Subject: NFS problems and solutions
To: None <current-users@netbsd.org>
From: Robert Dobbs <banshee@gabriella.resort.com>
List: current-users
Date: 12/14/1994 23:27:37
Situation: Machine A with old ethernet card (3c503) produces "reciever ring
buffer overrun" some of the time due to (what I assumed to be) packets 
arriving before other packets were cleared from its buffer.  Access of 
files via NFS client or server would lock up if the files were larger than
 ~6K.

Reality: 8192K packets were being used by NFS and as they were too big for
machine A's buffer, they would be instantly dropped and caught in a loop
of resubmission/dropping.  "ring buffer" implies either a loaded net or
packets too large.

Solution: Mount filesystems with -is and -R5 so you can ^C out of locked
up NFS transfers, and limit the number of retries.

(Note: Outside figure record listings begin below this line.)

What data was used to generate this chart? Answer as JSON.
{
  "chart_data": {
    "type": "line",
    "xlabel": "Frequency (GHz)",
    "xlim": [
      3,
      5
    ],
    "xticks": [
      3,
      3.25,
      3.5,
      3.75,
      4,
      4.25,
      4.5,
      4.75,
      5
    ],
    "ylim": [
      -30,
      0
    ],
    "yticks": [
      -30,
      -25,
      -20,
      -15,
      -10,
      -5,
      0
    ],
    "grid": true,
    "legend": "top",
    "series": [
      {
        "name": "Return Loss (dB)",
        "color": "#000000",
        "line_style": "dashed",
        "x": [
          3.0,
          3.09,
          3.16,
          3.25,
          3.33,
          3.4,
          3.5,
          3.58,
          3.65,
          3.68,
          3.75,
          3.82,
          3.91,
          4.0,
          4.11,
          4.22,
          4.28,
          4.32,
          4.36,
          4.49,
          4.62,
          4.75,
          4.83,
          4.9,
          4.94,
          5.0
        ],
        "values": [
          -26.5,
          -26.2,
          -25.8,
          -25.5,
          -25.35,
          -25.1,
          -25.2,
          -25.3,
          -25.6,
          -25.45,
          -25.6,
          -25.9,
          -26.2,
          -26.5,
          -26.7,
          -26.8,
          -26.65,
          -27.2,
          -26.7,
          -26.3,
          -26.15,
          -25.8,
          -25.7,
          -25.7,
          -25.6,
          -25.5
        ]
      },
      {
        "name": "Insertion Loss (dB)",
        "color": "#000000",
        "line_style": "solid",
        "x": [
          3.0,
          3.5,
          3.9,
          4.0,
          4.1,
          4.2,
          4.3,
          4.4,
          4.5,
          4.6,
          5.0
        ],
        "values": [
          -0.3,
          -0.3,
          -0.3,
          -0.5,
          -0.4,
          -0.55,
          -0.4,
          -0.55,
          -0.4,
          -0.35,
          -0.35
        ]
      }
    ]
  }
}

Use the -r and -w flags to limit the size of NFS packets (4096 works in my
case).

Define NFS_BOOT_RWSIZE=8192 when compiling a kernel, this will allow NFS to 
step down the transmit size when things aren't working.  It starts at that
size and steps down; so I could set NFS_BOOT_RWSIZE=4096 to make certain my
transfers would always work the first time (but I have other NFS mounts that
I'd like to run at 8K)

===

Is there a reason this last isn't defined by default?